En outre, les enfants handicapés ont un accès limité à l’éducation en raison des normes sociales et des limitations structurelles (UNICEF, 2020). L’éducation secondaire pour les filles est en grande partie inexistante en raison de la plus grande valeur accordée au mariage, par rapport à l’éducation et au développement de carrière. Le rôle des garçons en tant que futurs « gagne-pain » de famille a également pour conséquence que certaines d’entre elles poussent leurs adolescents à se lancer dans le dangereux voyage vers l’Europe à la recherche de richesses pour apporter un soutien direct à leur famille (UNICEF, 2020).
Droit à la santé
Malgré les meilleurs efforts pour promouvoir le niveau de santé nécessaire au développement des enfants, le secteur de la santé reste relativement faible, avec une infrastructure physique qui se détériore et un manque de fournitures et d’équipements adéquats (UNICEF, 2020). Selon les enquêtes à indicateurs multiples (MICS) en 2018, la mortalité des moins de cinq ans en Gambie est de 57 pour 1000 enfants nés vivants, la mortalité infantile est de 41 pour 1000 enfants nés vivants et la mortalité néonatale de 31 pour 1000 enfants nés vivants (MICS, 2019).
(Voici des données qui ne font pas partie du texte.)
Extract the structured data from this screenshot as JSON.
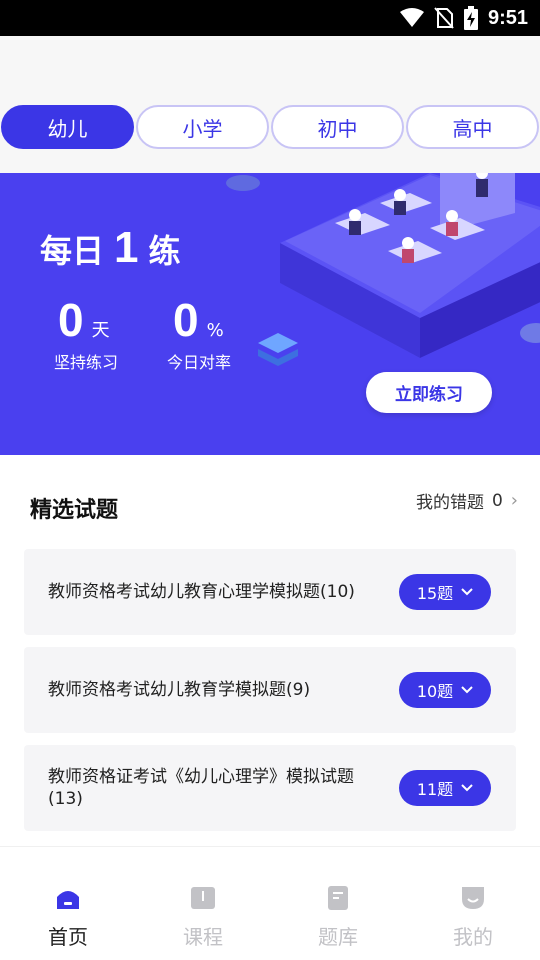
{
  "status_bar": {
    "time": "9:51"
  },
  "level_tabs": [
    {
      "label": "幼儿",
      "active": true
    },
    {
      "label": "小学",
      "active": false
    },
    {
      "label": "初中",
      "active": false
    },
    {
      "label": "高中",
      "active": false
    }
  ],
  "banner": {
    "title_prefix": "每日",
    "title_number": "1",
    "title_suffix": "练",
    "streak_value": "0",
    "streak_unit": "天",
    "streak_label": "坚持练习",
    "rate_value": "0",
    "rate_unit": "%",
    "rate_label": "今日对率",
    "practice_button": "立即练习"
  },
  "featured": {
    "title": "精选试题",
    "wrong_link_label": "我的错题",
    "wrong_count": "0"
  },
  "questions": [
    {
      "title": "教师资格考试幼儿教育心理学模拟题(10)",
      "count_label": "15题"
    },
    {
      "title": "教师资格考试幼儿教育学模拟题(9)",
      "count_label": "10题"
    },
    {
      "title": "教师资格证考试《幼儿心理学》模拟试题(13)",
      "count_label": "11题"
    }
  ],
  "bottom_nav": [
    {
      "label": "首页",
      "icon": "home-icon",
      "active": true
    },
    {
      "label": "课程",
      "icon": "book-icon",
      "active": false
    },
    {
      "label": "题库",
      "icon": "question-bank-icon",
      "active": false
    },
    {
      "label": "我的",
      "icon": "profile-icon",
      "active": false
    }
  ],
  "colors": {
    "accent": "#3b36e6",
    "banner": "#4a40ef",
    "tab_border": "#c8c4f5",
    "inactive_nav": "#c2c2c6"
  }
}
Cela indique que le secteur de la santé progresse dans la réduction des taux de mortalité. Par ailleurs, la prévalence du retard de croissance chez les enfants de 0 à 59 mois est passée de 23,4% (MICS, 2010) en 2010 à 19% en 2018. Cependant, le retard de croissance reste relativement élevé dans les zones rurales telles que Kuntaur (26,6%), Janjangbureh (24,3%) et Kerewan (20,8%), contre 16,6% à Banjul et 14,4% dans la municipalité de Kanifing. Les statistiques confirment les fortes disparités entre les zones rurales et les zones urbaines (UNICEF, 2020).
Malgré ces défis, la Gambie continuer de progresser en matière de couverture de soins de santé primaires (SSP), notamment en ce qui concerne la couverture vaccinale (UNICEF, 2020). La Gambie a régulièrement enregistré une couverture vaccinale supérieure à 90% pour trois doses de diphtérie, de tétanos et de coqueluche (DTC), souvent considérés comme la mesure de performances nationales en matière de vaccination. Toutefois, avec l’augmentation du nombre d’enfants vaccinés, on a assisté à une quasi-stagnation des couvertures vaccinales au cours des dernières années, avec des couvertures déclarées de 92% en 2017 et de 93% en 2018 (UNICEF, 2020).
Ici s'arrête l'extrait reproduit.